Sehr geehrter Herr Präsident, meine lieben Kolleginnen und Kollegen! Wir sind alle froh, dass Herr Professor Gantzer in den Niederlanden nicht cannabisabhängig wurde. Aber das ist heute nicht der Maßstab. Maßstab ist auch nicht, wie wir im internationalen Vergleich stehen und ob 45 der 50 amerikanischen Bundesstaaten das Verbot aufrechterhalten. Maßstab ist etwas anderes, nämlich das, was wir in Bayern für richtig halten.

Kollege Seidenath hat ja soeben eindrucksvoll geschildert: Cannabis bringt große gesundheitsschädliche Gefahren mit sich, und Cannabis hat ein hohes Abhängigkeitspotenzial. Deshalb gilt es zu Recht, gerade unsere Jugendlichen vor dieser gefährlichen Einstiegsdroge zu schützen. Unsere Jugendlichen – da sind Sie nicht mehr so dabei, Herr Professor Gantzer – stehen deshalb im Vordergrund unseres Schutzes.

Wir lehnen deshalb – das sage ich ganz klar – das Ansinnen der GRÜNEN – das ist genau Inhalt des Antrags, den Sie gestellt haben – ab, Cannabis bis zu 6 Gramm generell, das heißt ohne Differenzierung und ohne Berücksichtigung des Einzelfalls, von der Strafe freizustellen und den Konsum zu legalisieren. Es gibt auch nicht den geringsten Grund, die in Bayern seit über 20 Jahren geltende und auf der bundesverfassungsgerichtlichen Rechtsprechung beruhende Rechtspraxis abzuändern. Nach der grundlegenden Entscheidung des Bundesverfassungsgerichts vor 20 Jahren haben die drei bayerischen Generalstaatsanwaltschaften ein Rundschreiben verfasst, dass der Besitz unterhalb der 6-Gramm-Grenze des § 31a des Betäubungsmittelgesetzes straffrei bleibt, aber immer unter Berücksichtigung des Einzelfalls. Diesen Einzelfall wollen wir in Betracht ziehen.

Ich sage noch einmal: Der Unterschied zwischen Bayern und den meisten übrigen Bundesländern besteht

im Wesentlichen darin, dass die 6-Gramm-Grenze beim Eigenverbrauch in der Regel zu Straffreiheit führt, aber nur für Ersttäter und nicht pauschal für alle Täter gilt. Selbst beim ersten Wiederholungsfall sind wir nachsichtig und stellen in der Regel ein. Beim zweiten Wiederholungsfall beginnt in der Regel die strafrechtliche Verfolgung. Deshalb ist auch die Begründung im Antrag der GRÜNEN falsch, in Bayern finde ein Absehen von der Strafverfolgung nach § 31a des Betäubungsmittelgesetzes nicht statt.

In Bayern gibt es in Wirklichkeit jährlich 5.000 Fälle, in denen § 31a des Betäubungsmittelgesetzes angewendet wird und in denen der Täter straffrei gestellt wird, dabei meistens natürlich der Ersttäter. Außerdem wird – ich habe es schon erwähnt – bei einer großen Anzahl von Zweittätern eingestellt.

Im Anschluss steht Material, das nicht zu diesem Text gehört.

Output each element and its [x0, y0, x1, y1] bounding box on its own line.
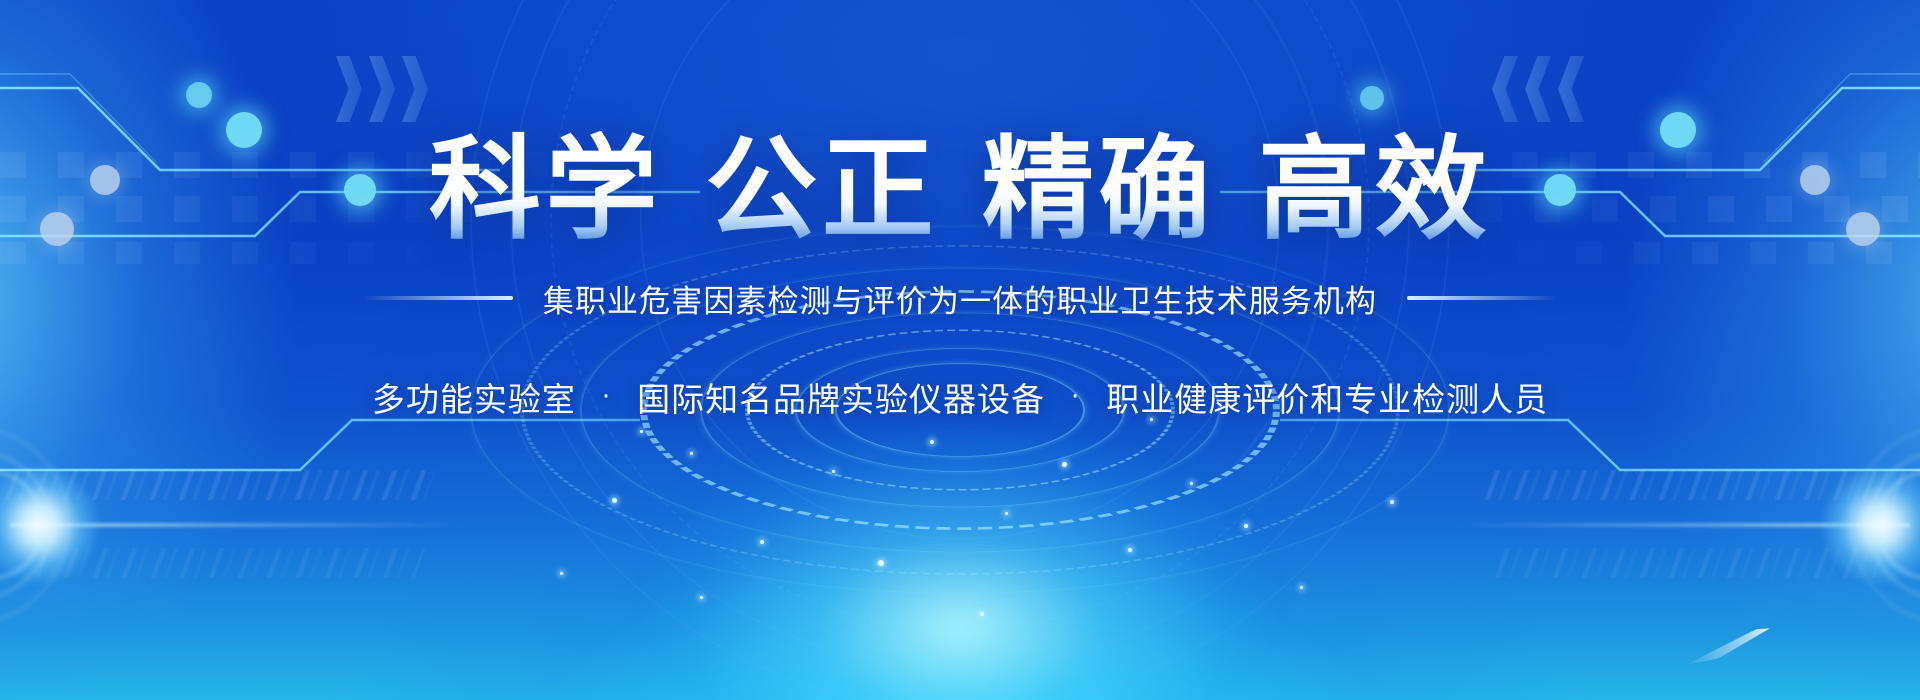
banner-content: 科学 公正 精确 高效 集职业危害因素检测与评价为一体的职业卫生技术服务机构 多…	[0, 0, 1920, 700]
tagline-item-2: 国际知名品牌实验仪器设备	[637, 373, 1045, 421]
subtitle-rule-right	[1407, 296, 1557, 300]
tagline-separator: ·	[602, 382, 611, 412]
banner-subtitle: 集职业危害因素检测与评价为一体的职业卫生技术服务机构	[543, 276, 1377, 321]
hero-banner: 科学 公正 精确 高效 集职业危害因素检测与评价为一体的职业卫生技术服务机构 多…	[0, 0, 1920, 700]
banner-subtitle-row: 集职业危害因素检测与评价为一体的职业卫生技术服务机构	[363, 276, 1557, 321]
subtitle-rule-left	[363, 296, 513, 300]
banner-headline: 科学 公正 精确 高效	[429, 131, 1491, 250]
banner-tagline: 多功能实验室 · 国际知名品牌实验仪器设备 · 职业健康评价和专业检测人员	[372, 373, 1548, 421]
tagline-separator: ·	[1071, 382, 1080, 412]
tagline-item-3: 职业健康评价和专业检测人员	[1106, 373, 1548, 421]
tagline-item-1: 多功能实验室	[372, 373, 576, 421]
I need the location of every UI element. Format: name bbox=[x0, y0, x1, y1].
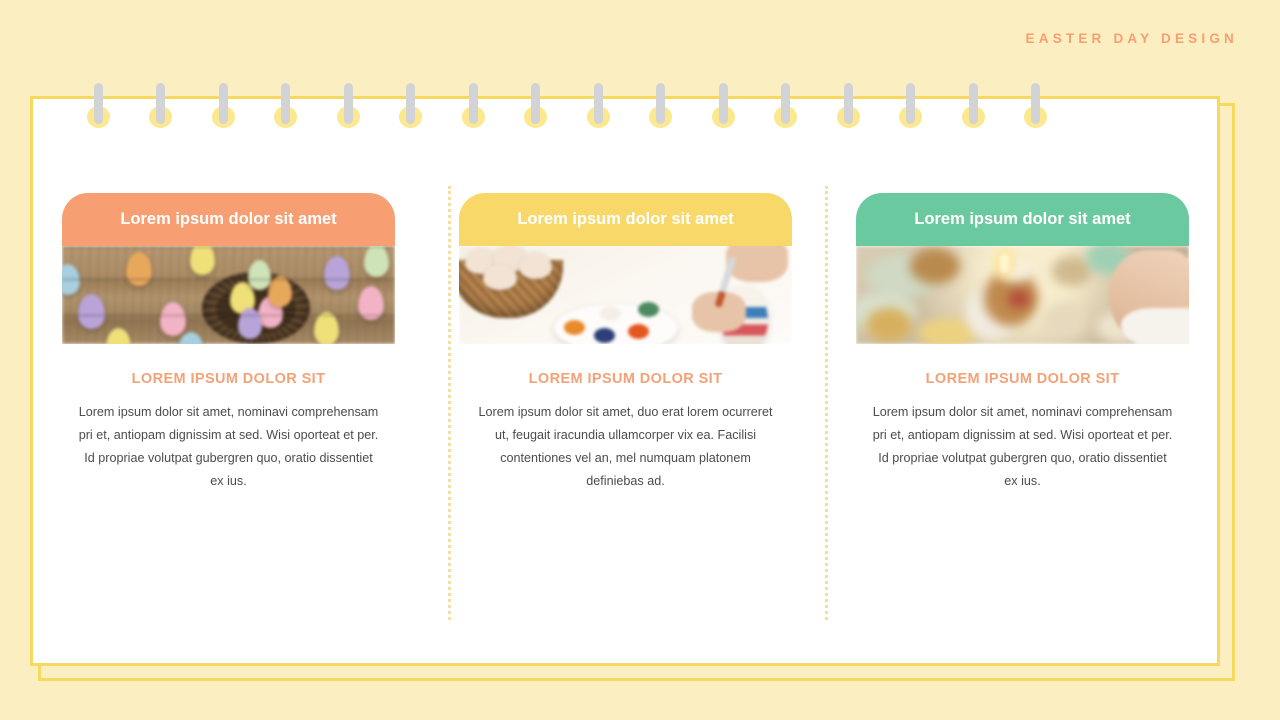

Meine sehr verehrten Kolleginnen und Kollegen, wir wollen in Bayern keine Zustände, bei denen Dealer bewusst kleine Mengen bei sich führen und damit Handel betreiben, weil sie wissen, dass sie auch im xten Wiederholungsfall straffrei ausgehen. Wir wollen keine Zustände wie im Görlitzer Park in Berlin, wo die Stadt Berlin – das ist der größte Umschlagsplatz für Drogen – die Situation nicht mehr in den Griff bekommen kann und eine Null-Toleranz-Grenze festgesetzt hat, obwohl in Berlin die 15-Gramm-Grenze gilt. Wir wollen keine Regelung, die den Einzelfall beiseiteschiebt und nicht danach fragt, ob ein Wiederholungsfall vorliegt, ob eine Fremdgefährdung im Raum steht und ob der Konsument in Wirklichkeit nicht vielleicht Dealer ist. Mit einem Satz: Wir wollen kein Pauschalrecht und keine pauschale Straffreistellung. Was wir wollen, ist eine Beibehaltung unserer seit Jahrzehnten bewährten Rechtspraxis mit einer Prüfung des Einzelfalles in der festen Überzeugung, dass wir damit gerade auch zum Schutz unserer Jugend unserer rechtspolitischen Verantwortung gerecht werden; denn wir meinen, Cannabis ist eine gefährliche Einstiegsdroge.